Premier contact

Le capitaine Gabriel Marius Cazemajou (1864 -1898), à la tête d'une cinquantaine d'hommes armés, est le premier français à entrer dans le « pays Lobi » situé au sud-ouest de la Haute-Volta (Burkina Faso). Il quitte Lanfiéra le 11 avril 1897 et emprunte la Volta noire pour se rendre à Ouahahou. Sa mission : préparer l'implantation des français, avant les anglais.

Dessin Capitaine Cazemajou (1864-1898)

Journal de mission du 2 mai 1897 :«En route un des porteurs est mort de maladie, et un autre, qui était mourant, qui ne pouvait même plus se tenir sur un bourricot et qu'il aurait par conséquent fallu abandonné dans la brousse, a été achevé d'un coup de revolver. J'ai du faire rattraper une dizaine de porteurs qui en cours de route ont abandonné leurs charges pour prendre la fuite. Ceux-là ont été exécutés, généralement par les tirailleurs et en tout cas jamais par moi.»

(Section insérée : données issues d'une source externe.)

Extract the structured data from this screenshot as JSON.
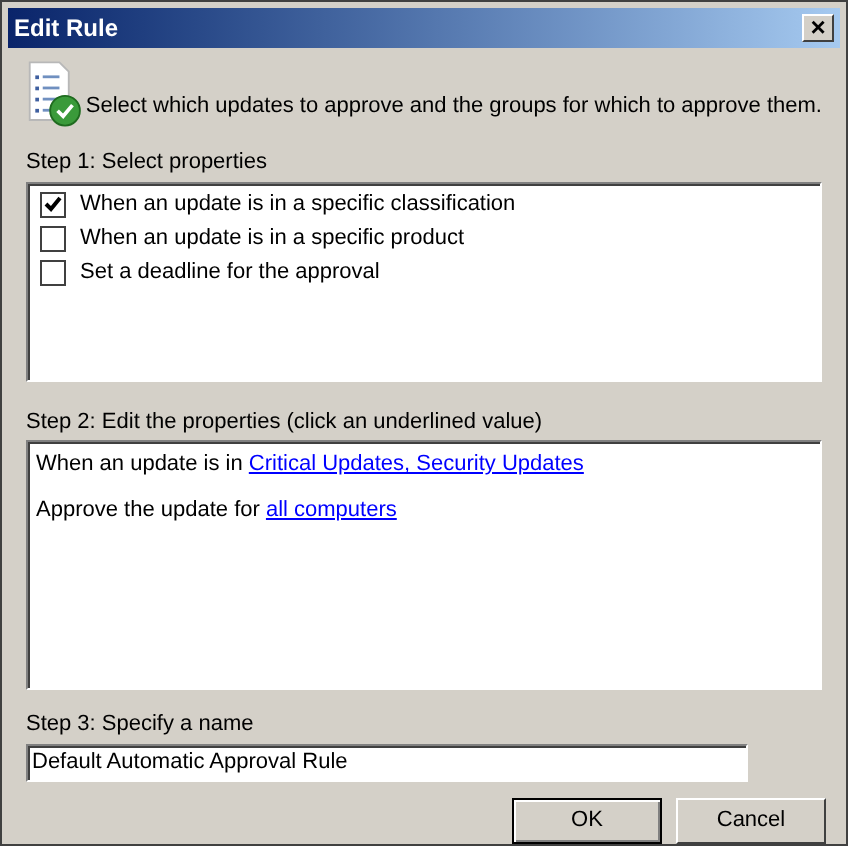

Début 1897 la région Niger-Volta est créée sous le commandement militaire et administratif du Chef de bataillon Caudrelier. La colonne Volta, forte de 4 compagnies (520 hommes) quitte San dans les premiers jours de mai, afin de reconnaître la région ; briser au besoin les résistances locales et y faire régner l'ordre et la paix. Sa destination était Bouna en suivant la vallée de la Volta. La colonne arrive sans difficulté à Sono, où elle fonde un poste.

Le 13 mai 1897 le commandant Caudrelier parvient à Boromo, où il établit un second poste. À ce moment comme les Bobo de la région de Ouarkoy s'agitent et tentent de couper ses lignes de ravitaillement, il retourne à Sono, organise une petite expédition et détruit Ouarkoy le 2 juin 1897, puis parcourt les cantons voisins en délimitant les zones d'actions des trois nouveaux postes : San, Sono, Boromo. Continuant son action vers le Sud, il repart pour Boromo avec Diébougou pour objectif.

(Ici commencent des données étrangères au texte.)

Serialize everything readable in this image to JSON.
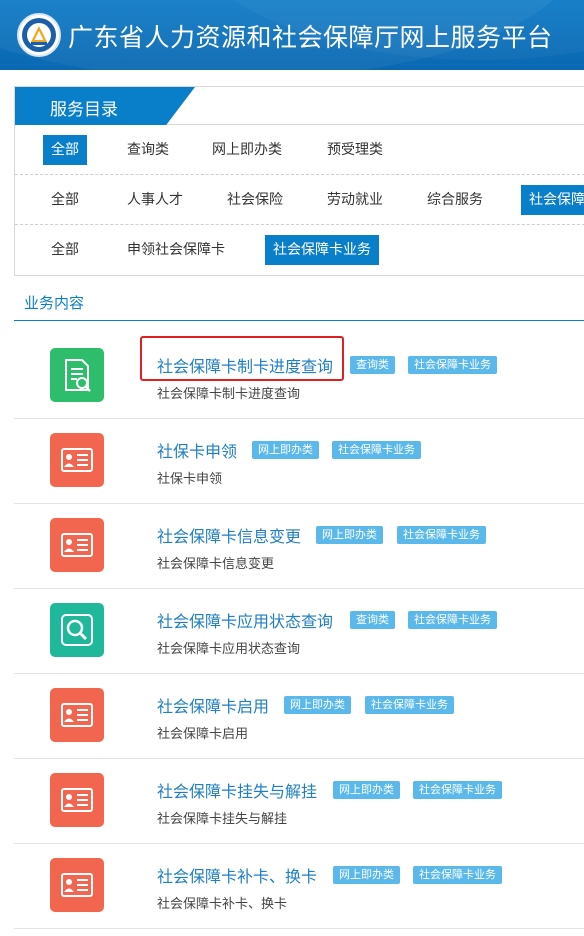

Le 26 juillet 1897 dans l'après-midi, une première Compagnie, commandée par le capitaine Cazemajou, traverse toute la région, en recevant quelques flèches des Dagari de Bontioli et Nakari réunis, pour arriver au village de Diébougou. Les habitants étaient avertis depuis quelques jours de l'arrivée des blancs. Les Dian du village, avec leur chef Olguéné, étaient disposés à bien accueillir ces étrangers. Ils s'étaient efforcés successivement de rester en bons termes avec les Dioula, puis les Babato et les chefs de Ouahahou.
Les Oulé, au contraire, fiers de leurs succès remportés sur les Dian et les Ouattara, se préparaient à attaquer la colonne. Le capitaine Cazemajou pénétra dans le village et trouva les chefs des familles réunis à l'ancien marché. Il s'avança seul, annonça qu'il venait dans un but pacifique, et ne ferait aucun mal aux populations. Il demanda à voir tous les habitants du village ; ceux-ci vinrent en masse, et le capitaine les salua de la main à mesure qu'ils arrivaient.
Ce geste fut considéré, en général, comme un acte magique. Dans la soirée, la colonne arriva et s'installa au bivouac sur le petit plateau où s'élèvera le poste militaire. Samori averti de la marche de la colonne, lui fit porter une lettre, assurant qu'il était prêt à évacuer Bouna et Lokhosso, se contentant de ses territoires situés à l'Ouest de Comoé, le commandant Caudrelier décida de créer un poste à Lokhosso et d'occuper Bouna.
Barkatou le chef des Dioula de Bobo, fournit des guides aux deux compagnies qui devaient gagner Lokhosso par le pays des Gan, en évitant le territoire des Lobi dont les intentions étaient douteuses.

Le 8 août 1897, la troupe commandée par le capitaine Bouland arriva à Lokhosso, où elle resta sur place pour construire un nouveau poste.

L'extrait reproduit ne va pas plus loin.